Agapecasa

Club 44 brings us to Switzerland. To Chaux-de-Fonds to be precise. Originally designed in 1957 for the renovated Club 44, it is a decidedly architectural armchair, still strikingly individual and totally functional. Fully stable, surprisingly comfortable, severe but with character, its seat design stems from the “Cavalletto” system, of which it is an ideal but more unusual continuation. Here the classic inverted V pattern that characterizes the system becomes the profile of a leg at the top from which the arm finds its ideal point of support.

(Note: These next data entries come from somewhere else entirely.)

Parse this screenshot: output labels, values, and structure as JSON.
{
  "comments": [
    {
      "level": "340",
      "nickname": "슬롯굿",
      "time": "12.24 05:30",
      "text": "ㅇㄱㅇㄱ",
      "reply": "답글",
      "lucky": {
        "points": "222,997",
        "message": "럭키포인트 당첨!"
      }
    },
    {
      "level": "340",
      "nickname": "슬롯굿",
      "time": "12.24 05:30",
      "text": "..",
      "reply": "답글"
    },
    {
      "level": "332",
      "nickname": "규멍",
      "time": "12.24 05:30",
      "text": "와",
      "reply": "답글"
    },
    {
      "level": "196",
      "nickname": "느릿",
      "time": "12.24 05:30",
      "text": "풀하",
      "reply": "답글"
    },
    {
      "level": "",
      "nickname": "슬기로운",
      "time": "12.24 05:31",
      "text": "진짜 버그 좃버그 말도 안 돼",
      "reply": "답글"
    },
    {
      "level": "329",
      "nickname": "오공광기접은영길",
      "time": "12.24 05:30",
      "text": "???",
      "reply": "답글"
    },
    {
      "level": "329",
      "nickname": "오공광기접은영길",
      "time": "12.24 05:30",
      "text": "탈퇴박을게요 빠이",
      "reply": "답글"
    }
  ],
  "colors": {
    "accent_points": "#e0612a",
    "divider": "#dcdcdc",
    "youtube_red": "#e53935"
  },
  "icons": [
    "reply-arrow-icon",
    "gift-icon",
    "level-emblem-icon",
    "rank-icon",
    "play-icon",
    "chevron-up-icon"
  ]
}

Mangiarotti’s links to Switzerland,  hark back to the 2nd World War. Given his political background, in 1943, just 22 years old and just a few exams into his architectural studies at the Milan Polytechnic, he crossed the Swiss border seeking asylum from the Mussolini regime. 
While in Switzerland, Mangiarotti meets Ernesto Nathan Rogers from BBPR, one of the first Italian architectural collectives placing teamwork above individuals. Through Rogers, he is introduced to Max Bill, who, in turn, invites him to teach at the IIT. In Chicago Mangiarotti has contacts with Mies van der Rohe and Konrad Wachsmann, one of the fathers of prefabrication and mass production of architectural components. Both encounters had a huge influence on Angelo Mangiarotti’s work in the years to come.
He is offered to stay and teach abroad, yet he comes back to Milan and teams up with Bruno Morassutti. All of a sudden the pieces fall in place and in the same year of the renovation Club 44, two other architectural masterpieces see the light: the Mater Misericordiae Church in Baranzate and the Manzoni Apartment in Milan.